The two got involved with Wikipedia around 2009 and 2010, when Ms. Thurston was a middle school student in Mechanicsburg, Pa., and Mr. Del Buono was starting a job as a software engineer for an aviation company in Hood River, Ore. They each found in Wikipedia a collection of passionate moderators, writers and editors who bonded through chat rooms, where they discussed editorial decisions and other matters related to the maintenance of the site.
“As you get more into Wikipedia, what you find is there’s actually a fairly extensive, tight-knit community,” Mr. Del Buono said.
One of Mr. Del Buono’s contributions to the site was his creation of a bot that blocks malicious users. Ms. Thurston wrote Wikipedia encyclopedia entries — among them the original page for Simone Biles, which Ms. Thurston, a gymnastics fan, started early in Ms. Biles’s career.
Ms. Thurston and Mr. Del Buono first met in real life in 2013, when they attended the wedding of two other Wikipedia contributors in New Jersey. At that point, Ms. Thurston and Mr. Del Buono were just acquaintances. But Ms. Thurston remembers being struck by Mr. Del Buono. “It felt really easy to talk to him,” she said.
They kept in touch. Their paths crossed again in 2014, at the annual Wikimania Conference, which was in London that year. They started talking more and more after that.
By the beginning of 2016, Ms. Thurston felt that the friendship had shifted.
“We were talking every day,” she said. “It had become clear to me that either we are best friends and I need to know that, or there’s potential for something more.” So Ms. Thurston decided to “rip the Band-Aid off” and communicate how she felt.
“I remember out of the blue receiving a message,” Mr. Del Buono said, “saying, ‘look I like you, do you like me? We need a real answer to what’s happening between us.’”
For Mr. Del Buono, that was a welcome message.

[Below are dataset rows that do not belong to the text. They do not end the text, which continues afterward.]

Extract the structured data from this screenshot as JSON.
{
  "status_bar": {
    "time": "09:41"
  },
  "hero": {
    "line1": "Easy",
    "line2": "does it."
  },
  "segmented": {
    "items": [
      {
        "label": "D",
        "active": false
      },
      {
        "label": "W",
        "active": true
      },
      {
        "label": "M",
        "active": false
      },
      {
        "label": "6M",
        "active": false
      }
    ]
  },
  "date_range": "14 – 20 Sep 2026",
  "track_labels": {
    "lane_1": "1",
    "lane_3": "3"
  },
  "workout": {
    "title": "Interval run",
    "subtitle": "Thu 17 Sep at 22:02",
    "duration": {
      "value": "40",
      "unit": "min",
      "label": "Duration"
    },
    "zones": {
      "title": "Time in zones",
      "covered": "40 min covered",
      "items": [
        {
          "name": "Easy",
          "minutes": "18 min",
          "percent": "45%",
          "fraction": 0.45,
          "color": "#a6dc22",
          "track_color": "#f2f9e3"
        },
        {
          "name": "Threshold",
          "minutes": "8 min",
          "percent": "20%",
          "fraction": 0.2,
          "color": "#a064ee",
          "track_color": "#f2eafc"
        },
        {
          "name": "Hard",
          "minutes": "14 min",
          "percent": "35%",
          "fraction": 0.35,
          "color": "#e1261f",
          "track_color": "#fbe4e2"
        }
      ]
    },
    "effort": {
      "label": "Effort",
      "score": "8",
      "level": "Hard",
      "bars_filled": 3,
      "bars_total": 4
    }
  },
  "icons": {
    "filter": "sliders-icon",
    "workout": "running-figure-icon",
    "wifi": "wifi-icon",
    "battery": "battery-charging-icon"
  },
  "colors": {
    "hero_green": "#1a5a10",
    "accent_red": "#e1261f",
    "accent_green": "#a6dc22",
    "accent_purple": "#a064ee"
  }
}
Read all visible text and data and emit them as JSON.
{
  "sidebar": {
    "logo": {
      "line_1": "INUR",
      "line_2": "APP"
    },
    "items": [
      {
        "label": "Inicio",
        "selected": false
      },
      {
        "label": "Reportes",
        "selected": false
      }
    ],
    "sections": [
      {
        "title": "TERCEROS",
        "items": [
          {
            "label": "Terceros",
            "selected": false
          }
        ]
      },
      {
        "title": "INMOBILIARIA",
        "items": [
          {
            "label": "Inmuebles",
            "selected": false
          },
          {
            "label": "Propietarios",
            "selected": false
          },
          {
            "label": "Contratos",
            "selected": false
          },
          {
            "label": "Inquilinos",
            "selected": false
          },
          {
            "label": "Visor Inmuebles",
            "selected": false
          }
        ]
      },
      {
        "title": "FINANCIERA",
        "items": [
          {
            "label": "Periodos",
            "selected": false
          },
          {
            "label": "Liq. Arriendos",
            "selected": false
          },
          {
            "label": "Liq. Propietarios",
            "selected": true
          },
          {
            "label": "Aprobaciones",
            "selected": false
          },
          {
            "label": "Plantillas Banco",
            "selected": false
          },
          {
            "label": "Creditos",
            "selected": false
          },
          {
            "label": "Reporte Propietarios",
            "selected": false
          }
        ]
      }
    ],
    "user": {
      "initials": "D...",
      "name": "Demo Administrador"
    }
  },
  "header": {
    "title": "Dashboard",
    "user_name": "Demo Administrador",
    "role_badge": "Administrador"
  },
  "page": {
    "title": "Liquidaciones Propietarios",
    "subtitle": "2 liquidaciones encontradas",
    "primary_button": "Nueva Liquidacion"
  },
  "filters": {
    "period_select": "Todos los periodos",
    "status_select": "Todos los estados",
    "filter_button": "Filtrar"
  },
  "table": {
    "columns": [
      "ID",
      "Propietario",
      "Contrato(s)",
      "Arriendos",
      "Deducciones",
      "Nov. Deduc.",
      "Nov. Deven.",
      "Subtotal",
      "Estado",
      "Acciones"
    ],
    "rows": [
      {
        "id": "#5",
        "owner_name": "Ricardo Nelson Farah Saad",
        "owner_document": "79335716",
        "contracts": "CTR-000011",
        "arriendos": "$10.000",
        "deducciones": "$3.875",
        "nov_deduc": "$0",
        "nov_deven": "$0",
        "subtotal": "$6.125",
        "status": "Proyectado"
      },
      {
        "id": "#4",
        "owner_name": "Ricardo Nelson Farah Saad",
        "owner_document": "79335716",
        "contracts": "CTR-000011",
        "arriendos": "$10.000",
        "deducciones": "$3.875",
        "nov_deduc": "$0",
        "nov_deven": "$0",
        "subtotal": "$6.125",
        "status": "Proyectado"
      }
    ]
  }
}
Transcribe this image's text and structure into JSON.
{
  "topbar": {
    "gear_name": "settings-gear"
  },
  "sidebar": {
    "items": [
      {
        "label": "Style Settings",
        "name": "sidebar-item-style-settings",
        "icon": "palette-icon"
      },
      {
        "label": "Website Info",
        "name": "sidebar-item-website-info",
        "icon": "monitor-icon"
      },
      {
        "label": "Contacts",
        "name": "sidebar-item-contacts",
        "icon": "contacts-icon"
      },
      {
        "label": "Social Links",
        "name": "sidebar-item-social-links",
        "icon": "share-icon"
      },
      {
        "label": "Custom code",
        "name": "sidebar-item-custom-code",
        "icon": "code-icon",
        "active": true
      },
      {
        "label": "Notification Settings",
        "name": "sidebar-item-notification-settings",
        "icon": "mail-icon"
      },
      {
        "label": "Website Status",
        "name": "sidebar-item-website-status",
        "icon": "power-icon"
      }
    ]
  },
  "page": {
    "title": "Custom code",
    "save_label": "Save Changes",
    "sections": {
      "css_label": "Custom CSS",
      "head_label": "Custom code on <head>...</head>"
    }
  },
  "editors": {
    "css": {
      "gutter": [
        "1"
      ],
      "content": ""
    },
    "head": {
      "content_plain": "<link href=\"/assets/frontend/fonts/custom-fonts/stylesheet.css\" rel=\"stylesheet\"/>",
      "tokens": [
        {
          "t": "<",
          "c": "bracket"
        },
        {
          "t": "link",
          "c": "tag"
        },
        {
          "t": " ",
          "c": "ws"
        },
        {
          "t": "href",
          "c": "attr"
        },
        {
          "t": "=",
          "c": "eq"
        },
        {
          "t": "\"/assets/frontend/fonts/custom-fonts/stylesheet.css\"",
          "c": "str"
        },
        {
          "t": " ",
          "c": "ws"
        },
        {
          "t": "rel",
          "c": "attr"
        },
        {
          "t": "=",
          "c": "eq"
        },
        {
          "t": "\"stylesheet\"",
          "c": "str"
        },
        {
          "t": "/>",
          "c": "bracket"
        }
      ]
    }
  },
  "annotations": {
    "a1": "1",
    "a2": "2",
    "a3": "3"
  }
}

“We’re both outgoing, but we also tend to keep our feelings inside a bit,” he explained. “So we weren’t necessarily making it obvious that we should get together.”
They’ve been in a relationship since. But there were a few years of long distance. In 2016, Mr. Del Buono lived in Washington; Ms. Thurston had moved from Pennsylvania to Florida, where she was studying computer and software engineering at the Embry-Riddle Aeronautical University.
Ms. Thurston and Mr. Del Buono overcame the distance, in part, by playing video games together online. Not only were games a bonding activity, they said, but gaming also gave them insight into how they function as a pair — and how their personalities can differ.
“Matthew is definitely more of a rule follower,” Ms. Thurston said. “He’s a fan of structure, to an extent that I’m very not.”
A key lesson: “We don’t necessarily enjoy the same things,” Mr. Del Buono said, “and that’s OK.”
Ms. Thurston moved in with Mr. Del Buono in Washington in 2019. Ms. Thurston, 23, is now a software engineer and Mr. Del Buono, 34, is a senior software engineering manager, both at Microsoft Azure. (The bride and groom work in different divisions.)
There was no formal proposal — “we’re both kind of allergic to theatrics,” Ms. Thurston said — but they started talking seriously about marriage sometime in 2020. On March 14 of this year, Ms. Thurston and Mr. Del Buono were married by Judge Joseph Campagna at the Shoreline Courthouse in Shoreline, Wash. Ms. Thurston is now Ms. Thurston-Del Buono.
There was no cake on their wedding day. Ms. Thurston-Del Buono and Mr. Del Buono opted for two pies (apple and lemon meringue) since they had scheduled the wedding to land on Pi Day.